Will AI Deepen the Cyber-Security Skills Gap?
Artificial intelligence is everywhere at today’s cyber‑security conferences. New platforms (and refreshed/rebranded legacy tools….), proudly tout machine‑learning engines, large language models (LLMs) or “generative AI.” The pitch is simple: AI promises to make security operations not only more accurate but also more efficient.
There is likely a level of truth in the hype. Well‑trained AI systems can triage alerts around the clock, correlate threat intelligence at machine speed and surface suspicious activity that would otherwise drown in noise. Yet one claim keeps resurfacing that deserves a harder look: the idea that AI can replace entry‑level analysts altogether.
Why Junior Analysts Still Matter
On paper, swapping humans for algorithms looks irresistible. AI never needs annual leave, a pay review or a promotion; licences may be pricey, but the software never burns out. However, the push to automate first‑line investigation overlooks a crucial reality:
Junior analyst roles are the breeding ground for tomorrow’s senior defenders.
Most seasoned professionals cut their teeth on the “grunt work” now earmarked for AI: combing log files, validating false positives, rebuilding phishing emails, and learning, through repetition, how small misconfigurations or social‑engineering hooks lead to major incidents. Strip away that apprenticeship and the industry risks starving itself of future expertise.
A Looming Two-Tier Workforce
Today, headlines about a cyber‑skills shortage are less voluminous than they were a few years ago, partly because entry‑level supply has caught up and partly because tooling has improved. But look ahead five to ten years:
Veteran practitioners will continue to move into leadership or architecture roles.
Fewer newcomers will have gained hands‑on experience.
Organisations will find a yawning gap between basic SOC monitoring (now automated) and the complex, contextual judgment calls that only experienced humans can make.
That mid‑senior shortage could be far harder, and more expensive, to close than today’s entry‑level gap.
Training the Trainers — Human and Machine
There is also a second problem. Generative models learn by ingesting historical investigations and analyst notes. If there are fewer human investigations, the data available to train or fine‑tune future models shrinks too. In other words, we risk a feedback loop: fewer analysts → poorer data → weaker AI → greater dependence on the limited human experts who remain.
A Balanced Approach: Augmentation, Not Replacement
The solution is not to shun AI; it is to deploy it as a force multiplier while preserving a human talent pipeline.
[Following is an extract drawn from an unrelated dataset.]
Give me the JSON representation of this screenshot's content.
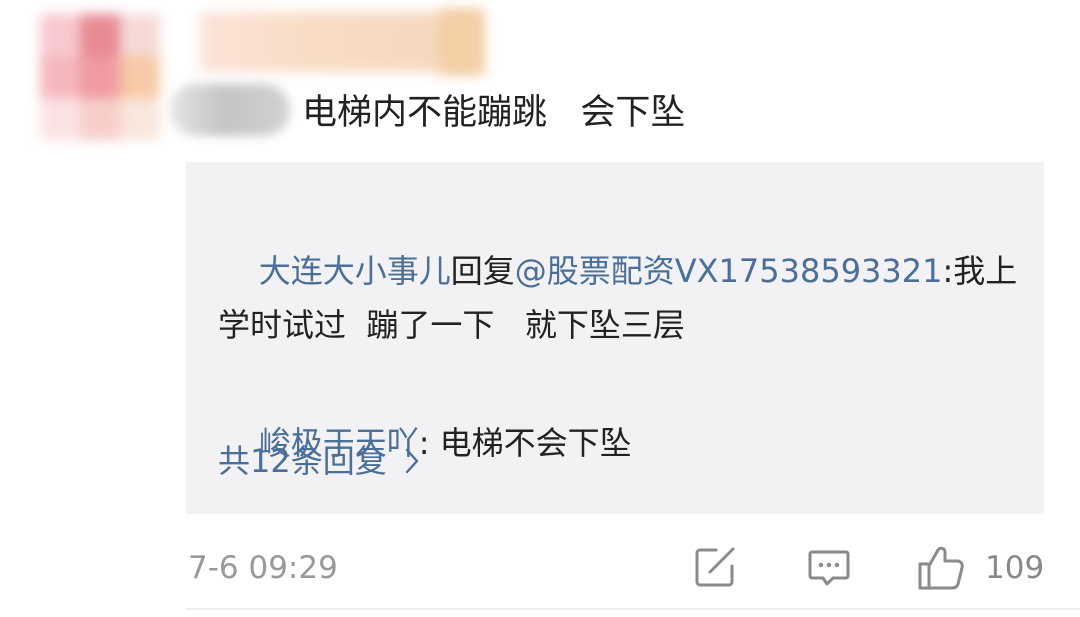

Daytime co‑analysis: Pair junior analysts with AI copilots that suggest next steps, draft incident reports and flag potential blind spots. Humans still make the final call and learn from the machine’s recommendations.
Out‑of‑hours coverage: Allow AI to run unattended during nights or weekends for triage and containment, handing a curated queue of cases to humans each morning.
Structured up‑skilling: Rotate analysts through threat‑hunting, purple‑team exercises and tool‑tuning so their work is not limited to alert triage a task AI excels at automating.
Metrics that value mentoring: Measure SOC performance not only by mean‑time‑to‑detect but also by how many junior staff progress to higher‑skill roles each year.
Yes, this hybrid model diminishes some of the headline cost savings promised by pure automation. But it preserves organisational resilience, sustains a healthy talent pool and produces better‑trained AI systems over time.
Final Thoughts
AI is transforming cyber defence, often for the better. Yet if we chase efficiency without regard to workforce development, the industry may create the very skills crisis it aims to solve. Augmenting, rather than eliminating, junior analysts is the pragmatic path - one that keeps both our people and our algorithms learning long into the future.